SELECT DISTINCT "Users"."id" , "Users".name,
"Users"."surname", "Users"."gender",
"Users"."dob", "Searches"."start_date"
FROM "Users"
LEFT JOIN "Searches" ON "Users"."id" = "Searches"."user_id"
WHERE (SQRT( POW(69.1 * ("Users"."latitude" - 45.465454), 2) + POW(69.1 * (9.186515999999983 - "Users"."longitude") * COS("Users"."latitude" / 57.3), 2))) < 20
AND "Users"."status" = true
AND "Users"."id" != 18
AND "Searches"."activity" = \'clubbing\'
AND "Users"."gender" = \'m\'
AND "Users"."age" BETWEEN 18 AND 30
ORDER BY ABS( "Searches"."start_date" - date \'2016-07-07\' )
由于某些原因,上述查询返回以下错误:
for SELECT DISTINCT, ORDER BY expressions must appear in select list
我只想返回独特的用户,但我真的不知道它有什么问题。
感谢您的帮助
答案 0 :(得分:0)
在Postgres中,您可以使用DISTINCT ON为每个用户ID获取一行:
SELECT DISTINCT ON (u."id") u."id", u.name, u."surname", u."gender", u."dob", s."start_date"
FROM "Users" u LEFT JOIN
"Searches" s
ON u."id" = s."user_id"
WHERE (SQRT( POW(69.1 * (u."latitude" - 45.465454), 2) + POW(69.1 * (9.186515999999983 - u."longitude") * COS(u."latitude" / 57.3), 2))) < 20 AND
u."status" = true AND
u."id" != 18 AND "Searches"."activity" = \'clubbing\' AND
u."gender" = \'m\' AND
u."age" BETWEEN 18 AND 30
ORDER BY users.id, ABS(s."start_date" - date \'2016-07-07\' );
注意表别名如何使查询更容易编写和阅读。
答案 1 :(得分:0)
只是执行错误消息说明我将在ABS( "Searches"."start_date" - date '2016-07-07' )列表中包含表达式SELECT。无需更改查询逻辑
处理结果后,absdiffdate可以被丢弃。
SELECT DISTINCT "Users"."id" , "Users".name,
"Users"."surname", "Users"."gender",
"Users"."dob", "Searches"."start_date",
ABS( "Searches"."start_date" - date '2016-07-07' ) absdiffdate
FROM "Users"
LEFT JOIN "Searches" ON "Users"."id" = "Searches"."user_id"

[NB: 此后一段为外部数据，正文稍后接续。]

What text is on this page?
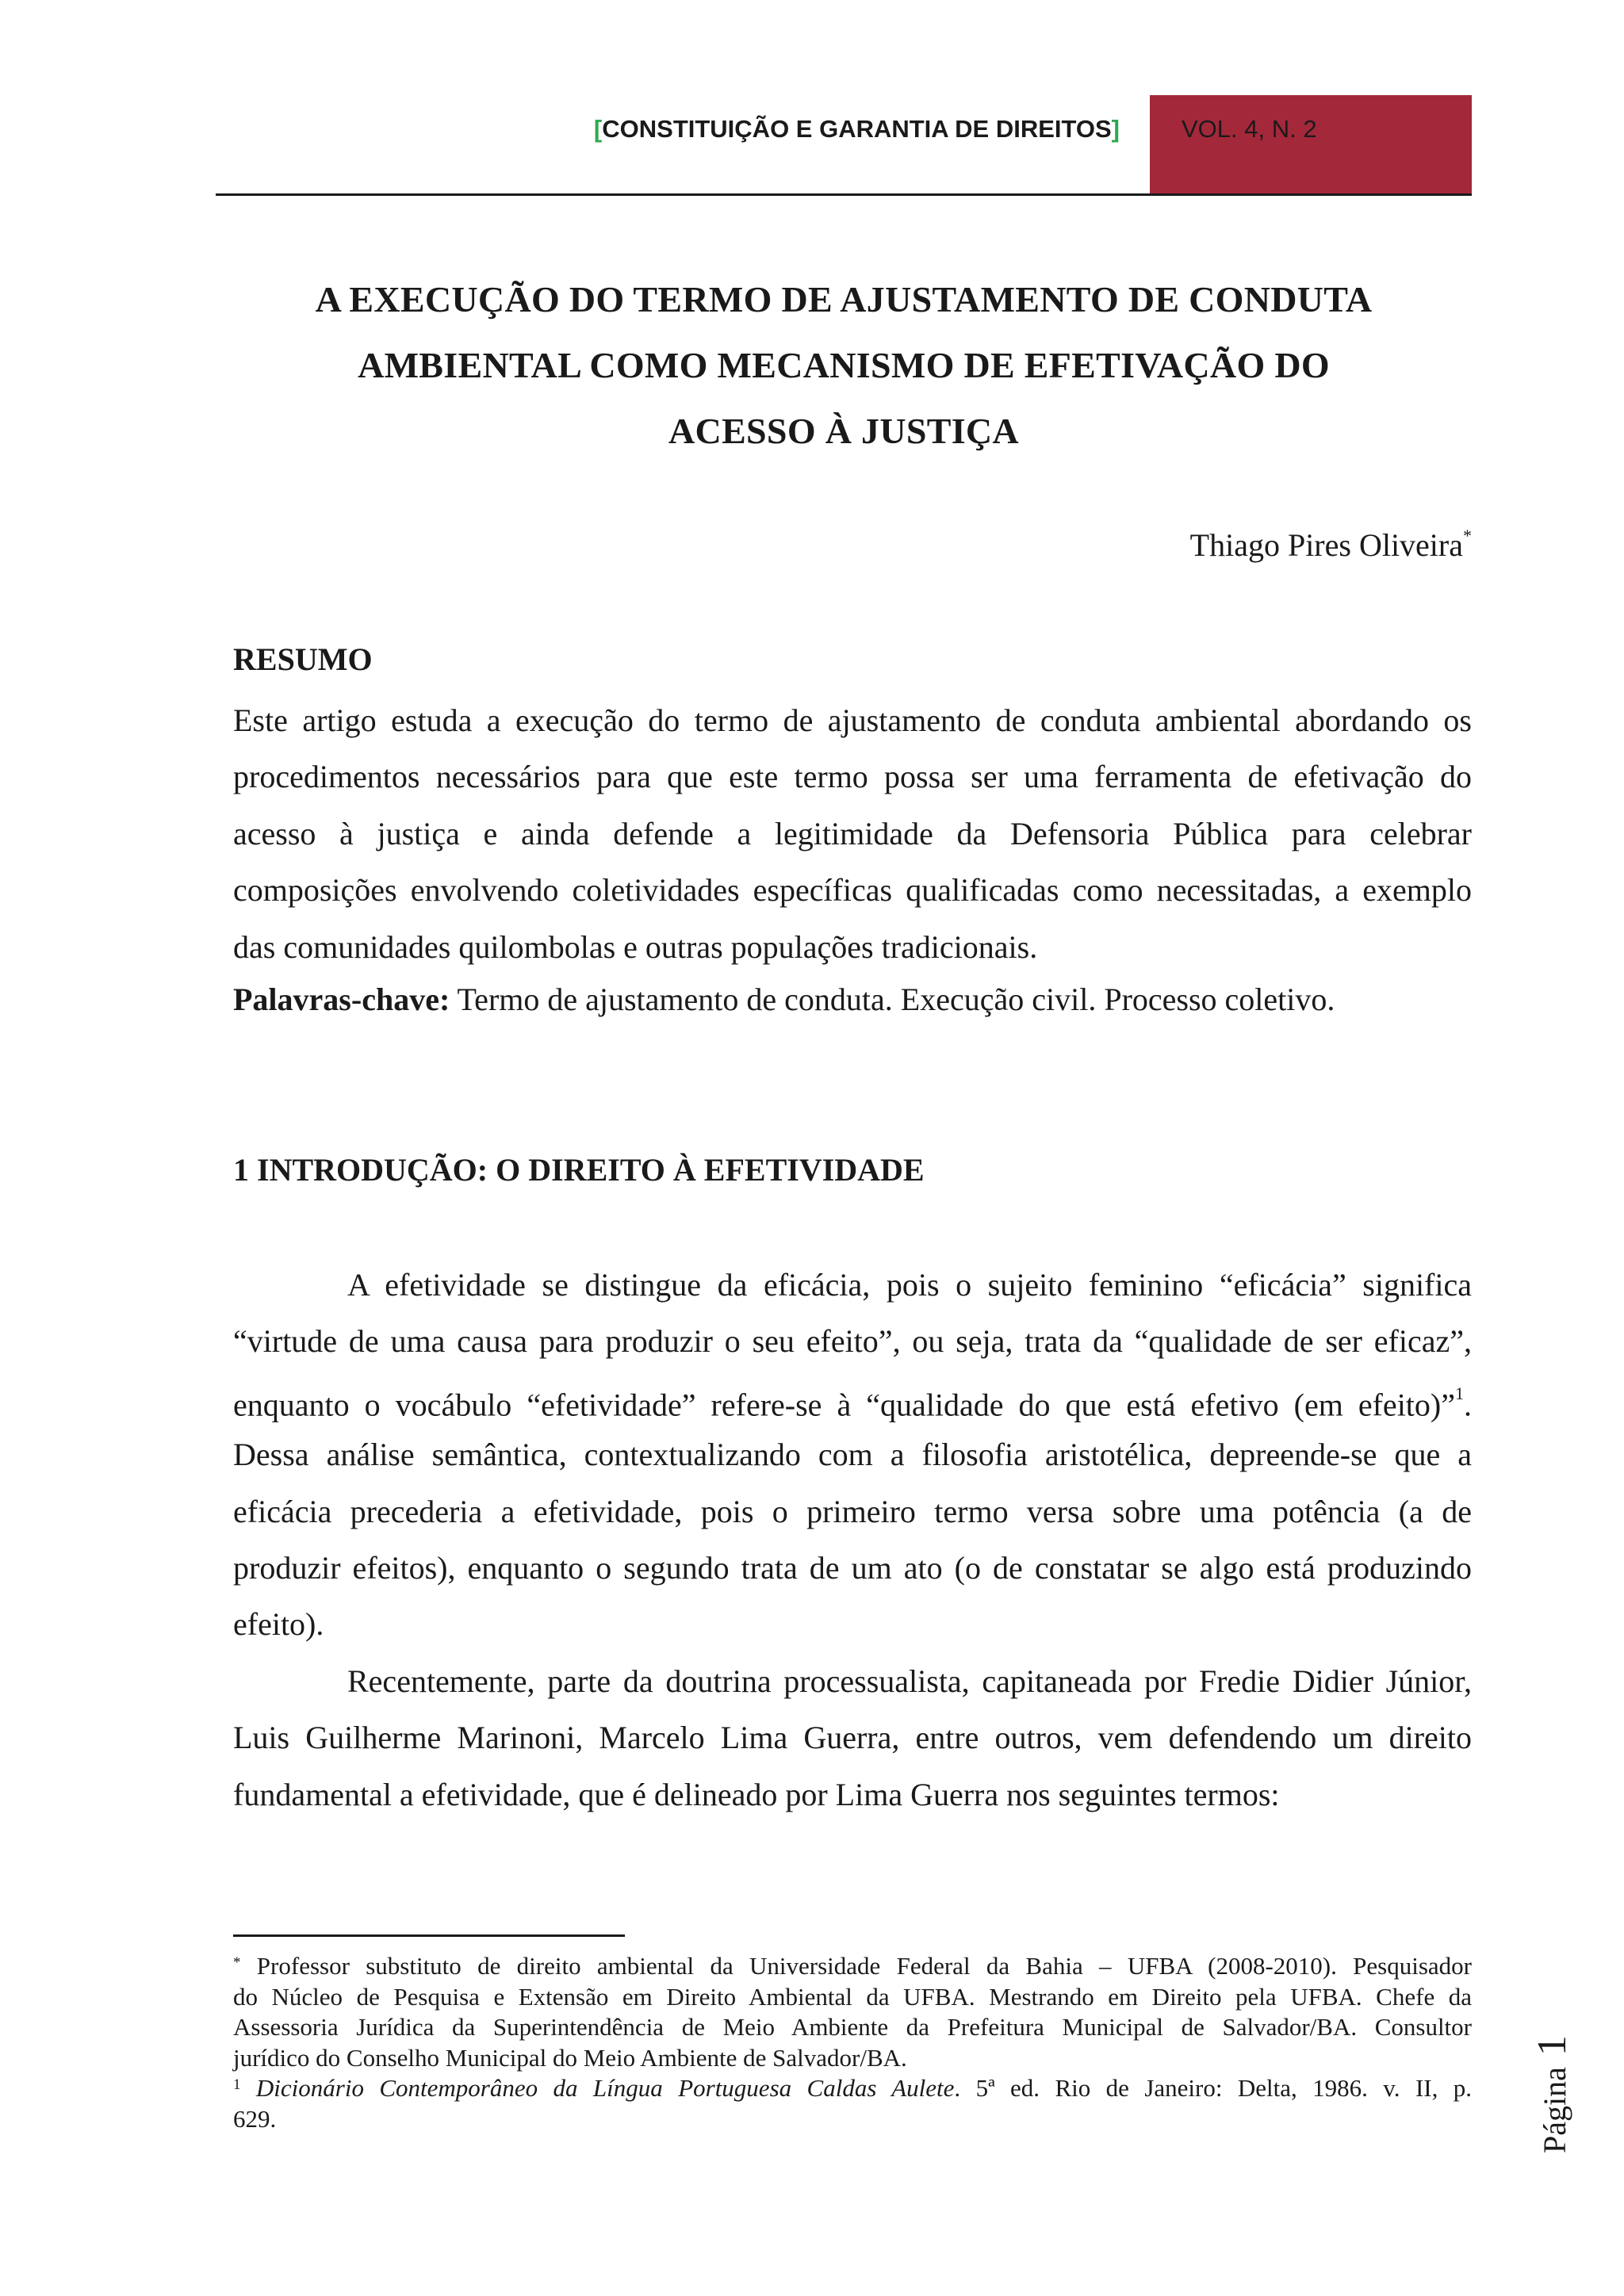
[CONSTITUIÇÃO E GARANTIA DE DIREITOS]	VOL. 4, N. 2
A EXECUÇÃO DO TERMO DE AJUSTAMENTO DE CONDUTA
AMBIENTAL COMO MECANISMO DE EFETIVAÇÃO DO
ACESSO À JUSTIÇA
Thiago Pires Oliveira*
RESUMO
Este artigo estuda a execução do termo de ajustamento de conduta ambiental abordando os
procedimentos necessários para que este termo possa ser uma ferramenta de efetivação do
acesso à justiça e ainda defende a legitimidade da Defensoria Pública para celebrar
composições envolvendo coletividades específicas qualificadas como necessitadas, a exemplo
das comunidades quilombolas e outras populações tradicionais.
Palavras-chave: Termo de ajustamento de conduta. Execução civil. Processo coletivo.
1 INTRODUÇÃO: O DIREITO À EFETIVIDADE
A efetividade se distingue da eficácia, pois o sujeito feminino “eficácia” significa
“virtude de uma causa para produzir o seu efeito”, ou seja, trata da “qualidade de ser eficaz”,
enquanto o vocábulo “efetividade” refere-se à “qualidade do que está efetivo (em efeito)”$^1$.
Dessa análise semântica, contextualizando com a filosofia aristotélica, depreende-se que a
eficácia precederia a efetividade, pois o primeiro termo versa sobre uma potência (a de
produzir efeitos), enquanto o segundo trata de um ato (o de constatar se algo está produzindo
efeito).
Recentemente, parte da doutrina processualista, capitaneada por Fredie Didier Júnior,
Luis Guilherme Marinoni, Marcelo Lima Guerra, entre outros, vem defendendo um direito
fundamental a efetividade, que é delineado por Lima Guerra nos seguintes termos:
* Professor substituto de direito ambiental da Universidade Federal da Bahia – UFBA (2008-2010). Pesquisador
do Núcleo de Pesquisa e Extensão em Direito Ambiental da UFBA. Mestrando em Direito pela UFBA. Chefe da
Assessoria Jurídica da Superintendência de Meio Ambiente da Prefeitura Municipal de Salvador/BA. Consultor
jurídico do Conselho Municipal do Meio Ambiente de Salvador/BA.
$^1$ Dicionário Contemporâneo da Língua Portuguesa Caldas Aulete. 5ª ed. Rio de Janeiro: Delta, 1986. v. II, p.
629.	Página1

WHERE (SQRT( POW(69.1 * ("Users"."latitude" - 45.465454), 2) + POW(69.1 * (9.186515999999983 - "Users"."longitude") * COS("Users"."latitude" / 57.3), 2))) < 20
AND "Users"."status" = true
AND "Users"."id" != 18
AND "Searches"."activity" = 'clubbing'
AND "Users"."gender" = 'm'
AND "Users"."age" BETWEEN 18 AND 30
ORDER BY ABS( "Searches"."start_date" - date '2016-07-07' )
当应用DISTINCT时,此新列会导致更多记录吗?
我不这么认为,因为你从start_date中减去一个常量,而类似的start_date对应类似的结果。